Der Wert der Arbeit wird nur geringfügig durch kleinere Fehler beeinträchtigt. So ist es nicht zutreffend, dass die FDJ die einzige Jugendorganisation in der DDR gewesen wäre (S. 15), denn es gab auch christliche Bünde. Die Ostdeutschen besaßen in der Regel auch nicht private Wochenendhäuser außerhalb der Städte (S. 16), sondern eher eine in der Regel „Datsche“ genannte Gartenlaube. Auch die Möglichkeit einer angenommenen ständigen Flucht in die private „Nische“ sollte nicht überschätzt werden. Nicht richtig ist, dass die Ostdeutschen für die wenigen ihnen zugänglicher Länder immer ein Visum gebraucht hätten (S. 17).
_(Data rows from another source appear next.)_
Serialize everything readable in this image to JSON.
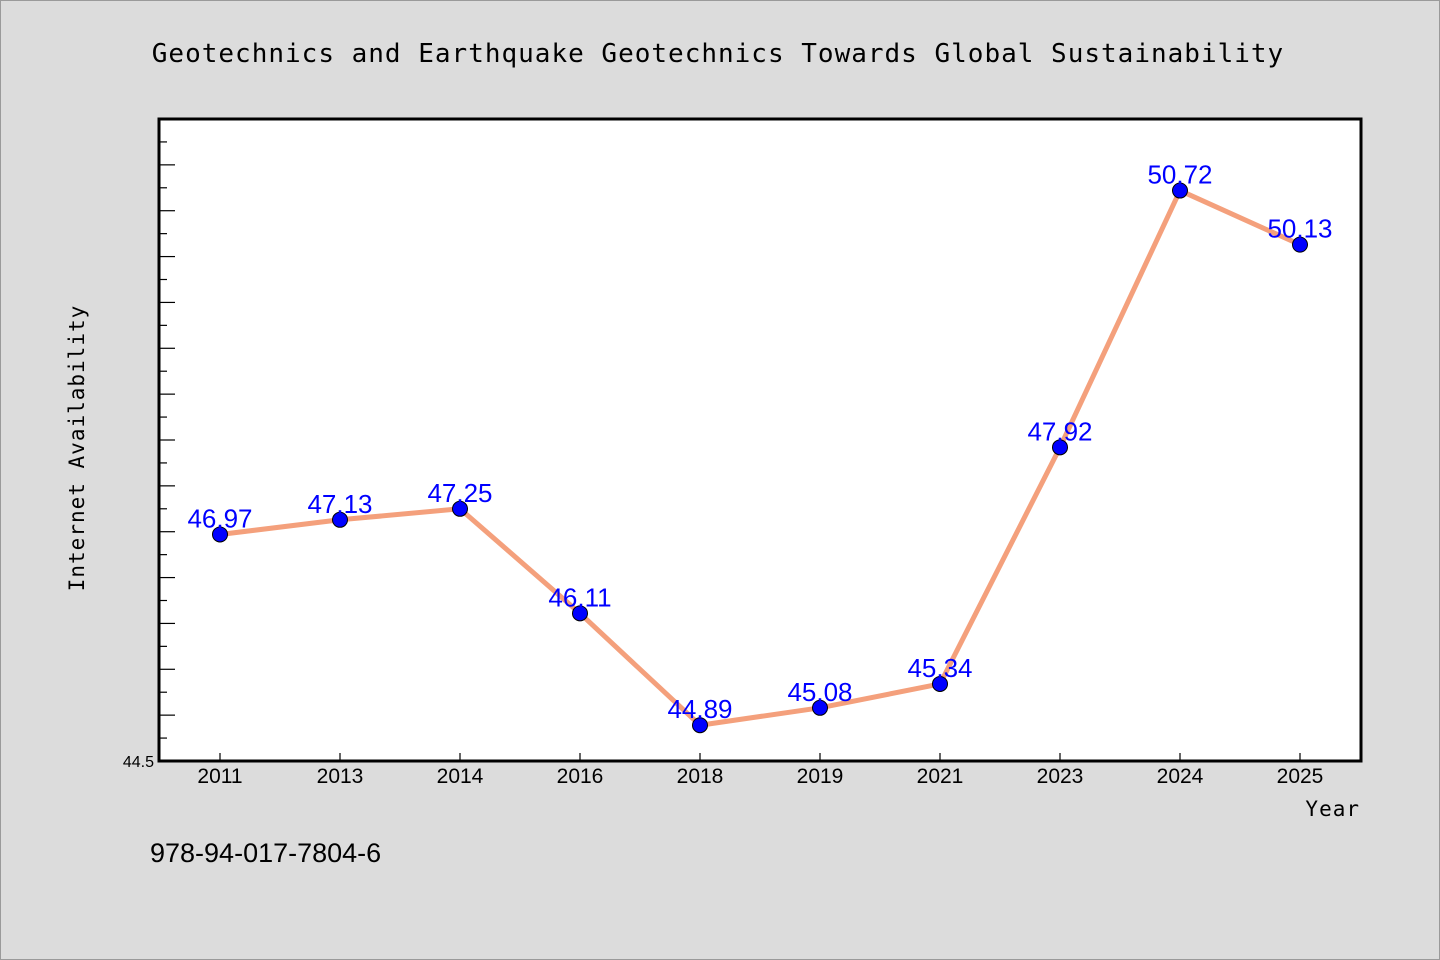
{
  "chart_data": {
    "type": "line",
    "title": "Geotechnics and Earthquake Geotechnics Towards Global Sustainability",
    "xlabel": "Year",
    "ylabel": "Internet Availability",
    "categories": [
      "2011",
      "2013",
      "2014",
      "2016",
      "2018",
      "2019",
      "2021",
      "2023",
      "2024",
      "2025"
    ],
    "series": [
      {
        "values": [
          46.97,
          47.13,
          47.25,
          46.11,
          44.89,
          45.08,
          45.34,
          47.92,
          50.72,
          50.13
        ]
      }
    ],
    "data_labels": [
      "46.97",
      "47.13",
      "47.25",
      "46.11",
      "44.89",
      "45.08",
      "45.34",
      "47.92",
      "50.72",
      "50.13"
    ],
    "ylim": [
      44.5,
      51.5
    ],
    "y_min_label": "44.5",
    "grid": false,
    "line_color": "#f4a07c",
    "marker_color": "#0000ff"
  },
  "footer": {
    "isbn": "978-94-017-7804-6"
  }
}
Für Polen und die ČSSR galt dies zumindest zeitweilig nicht. Falsch ist ebenfalls die Annahme, dass sich die Mehrzahl der Oppositionsgruppen in der DDR aus Akademikern zusammen setzte (S. 54). Richtig ist dagegen, dass die Intelligenz ganz überwiegend regimetreu war. Häufig waren oppositionelle Gruppen von evangelischen Theologen geprägt. Dass elf Personen die ostdeutsche Sozialdemokratie gegründet hätten (S. 55), trifft nicht zu, und den friedlichen Ausgang der Demonstration am 9 Oktober 1989 in Leipzig erzwangen nicht einzelne Persönlichkeiten und deren Engagement (S. 86), sondern die 70.000 Menschen auf den Straßen der Stadt. Und schließlich fand die gefälschte Kommunalwahl nicht am 7. Mai 1988 statt (S. 95), sondern ein Jahr später.

In der Zusammenschau ist Trutkowski jedoch grundsätzlich zuzustimmen, dass in der DDR die Friedliche Revolution vom Herbst/Winter 1989 von der Opposition hart erkämpft werden musste, diese dann jedoch entscheidenden Einfluss auf die Entwicklung nehmen konnte. Insofern passt der Terminus „mobilisierte Opposition“. In Polen leitete die kommunistische Staatspartei dagegen den Systemwandel ab Herbst 1988 selbst ein. Dieses Angebot nutzte die Solidarność politisch geschickt. In beiden Fällen musste die konsequente Ablehnung der kommunistischen Diktatur trotz aller Unterschiede zum Zusammenbruch der totalitären Herrschaft führen. Dies macht es möglich, die Entwicklungen sowohl in der DDR als auch in Polen in den Zyklus ostmitteleuropäischer antikommunistischer Friedlicher Revolutionen einzuordnen, die zu den demokratischen Traditionen Europas gehören.